Today’s jobs report shows that the labor market is cooling, but only very, very gradually.
The job market remains historically tight. Job gains remain about 60% larger and substantially more broadly distributed across industries than before the pandemic. The pace of gains is only very gradually edging back to normal.
Job gains in leisure and hospitality slowed to just 35k in October, down from an average monthly gain of 196k per month in 2021 on average. That sector is still short 1.1 million employees.
Very few industries shed jobs, and most of the losses were small. The exception was warehousing and storage, which registered a loss of 20k jobs due to seasonal adjustment factors, but actually gained almost 10k jobs on an unadjusted basis.
The labor market remains historically tight due to depressed labor force participation, but wage growth appears to be cooling nonetheless amid economic uncertainty.
Despite the reopening of the economy, and despite the financial pressure many households are facing due to inflation, labor force participation remains sluggish.
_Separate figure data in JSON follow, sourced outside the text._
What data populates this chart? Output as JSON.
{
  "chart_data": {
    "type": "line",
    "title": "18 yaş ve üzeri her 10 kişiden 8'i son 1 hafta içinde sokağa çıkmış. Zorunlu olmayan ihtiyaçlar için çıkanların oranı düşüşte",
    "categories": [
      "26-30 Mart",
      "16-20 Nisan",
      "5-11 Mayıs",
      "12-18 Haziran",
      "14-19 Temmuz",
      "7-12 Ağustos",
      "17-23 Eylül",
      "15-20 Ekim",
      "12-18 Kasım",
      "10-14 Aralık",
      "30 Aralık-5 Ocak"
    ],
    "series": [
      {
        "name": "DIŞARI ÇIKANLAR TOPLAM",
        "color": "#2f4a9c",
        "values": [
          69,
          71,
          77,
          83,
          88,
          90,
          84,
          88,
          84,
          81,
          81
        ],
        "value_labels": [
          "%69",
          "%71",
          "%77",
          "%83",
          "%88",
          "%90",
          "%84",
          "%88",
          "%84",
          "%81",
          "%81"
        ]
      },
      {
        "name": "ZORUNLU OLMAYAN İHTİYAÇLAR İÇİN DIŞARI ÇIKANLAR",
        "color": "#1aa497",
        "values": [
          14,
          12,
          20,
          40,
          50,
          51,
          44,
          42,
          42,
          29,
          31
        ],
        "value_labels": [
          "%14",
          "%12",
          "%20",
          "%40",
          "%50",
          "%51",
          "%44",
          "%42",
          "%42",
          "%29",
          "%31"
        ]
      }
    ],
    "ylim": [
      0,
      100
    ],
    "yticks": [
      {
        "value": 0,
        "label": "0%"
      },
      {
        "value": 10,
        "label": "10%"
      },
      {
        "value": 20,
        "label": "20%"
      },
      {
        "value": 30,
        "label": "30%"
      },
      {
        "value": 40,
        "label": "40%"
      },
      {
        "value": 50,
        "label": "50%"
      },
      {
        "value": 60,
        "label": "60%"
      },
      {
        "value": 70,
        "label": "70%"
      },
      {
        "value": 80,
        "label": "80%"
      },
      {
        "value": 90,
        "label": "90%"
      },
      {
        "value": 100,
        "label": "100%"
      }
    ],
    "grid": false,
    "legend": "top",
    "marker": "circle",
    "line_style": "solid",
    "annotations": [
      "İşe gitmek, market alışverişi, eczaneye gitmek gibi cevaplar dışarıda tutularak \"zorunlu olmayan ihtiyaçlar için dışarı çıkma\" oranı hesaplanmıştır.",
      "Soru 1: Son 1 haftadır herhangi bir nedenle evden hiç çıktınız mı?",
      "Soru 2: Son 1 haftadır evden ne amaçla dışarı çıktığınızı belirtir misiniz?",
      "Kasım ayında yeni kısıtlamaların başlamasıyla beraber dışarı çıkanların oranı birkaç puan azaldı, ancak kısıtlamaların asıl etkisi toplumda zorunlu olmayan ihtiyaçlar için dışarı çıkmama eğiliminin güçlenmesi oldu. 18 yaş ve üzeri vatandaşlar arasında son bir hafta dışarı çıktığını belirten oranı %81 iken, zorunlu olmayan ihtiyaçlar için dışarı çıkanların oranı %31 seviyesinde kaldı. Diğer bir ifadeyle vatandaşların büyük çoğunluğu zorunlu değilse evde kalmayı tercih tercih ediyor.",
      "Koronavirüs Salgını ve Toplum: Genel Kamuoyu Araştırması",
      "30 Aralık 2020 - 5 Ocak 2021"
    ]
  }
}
The labor force participation rate edged downwards to 62.2% in October, down from 63.4% before the pandemic.
The result is an extremely tight labor market, in which employers still say their main challenges are a shortage of qualified candidates, and fierce competition for talent. Businesses face considerable pressure to raise wages and expand benefits. Nonetheless, today’s jobs report suggests wage growth is cooling somewhat, and that employers are starting to find it a bit easier to recruit and retain workers. Year-over-year growth in hourly earnings fell to 4.7% in October from a peak of 5.6% in March. This is the first time wage growth has been below 5% all year.
Despite continued job market resilience, job seekers and employers are both worried that they may be in for a bumpy ride, and they’re buckling up their seatbelts. ZipRecruiter’s monthly Job Seeker Confidence survey shows that job seekers have become less likely in recent months to quit a job without another lined up, and less likely to ask for higher pay when negotiating their job offers. The deterioration in job seeker sentiment appears to be reducing upward pressure on wages.
The number-one factor that will influence the employment situation going forward is the demand picture.
Businesses keep hiring because U.S. consumer demand for most goods and services remains strong. The major exception is real estate and related services, where activity has slowed substantially amid rapidly rising interest rates. The technology sector is also seeing a flood of layoffs and hiring freezes, linked to deteriorating financial conditions and a strong U.S. dollar hurting sales abroad. But weakness in Silicon Valley and on Wall Street is still being more than offset by strength on Main Street.
How long will broad strength in consumer demand continue? It is hard to know. Americans are drawing down the savings they built up during the pandemic and racking up credit card debt. So the current rate of spending growth is not sustainable forever, amid high inflation and mounting borrowing costs. But it could continue for about another year—longer, if inflation cools before workers run out of savings or hit their credit limits, and start seeing increases in their real earnings again.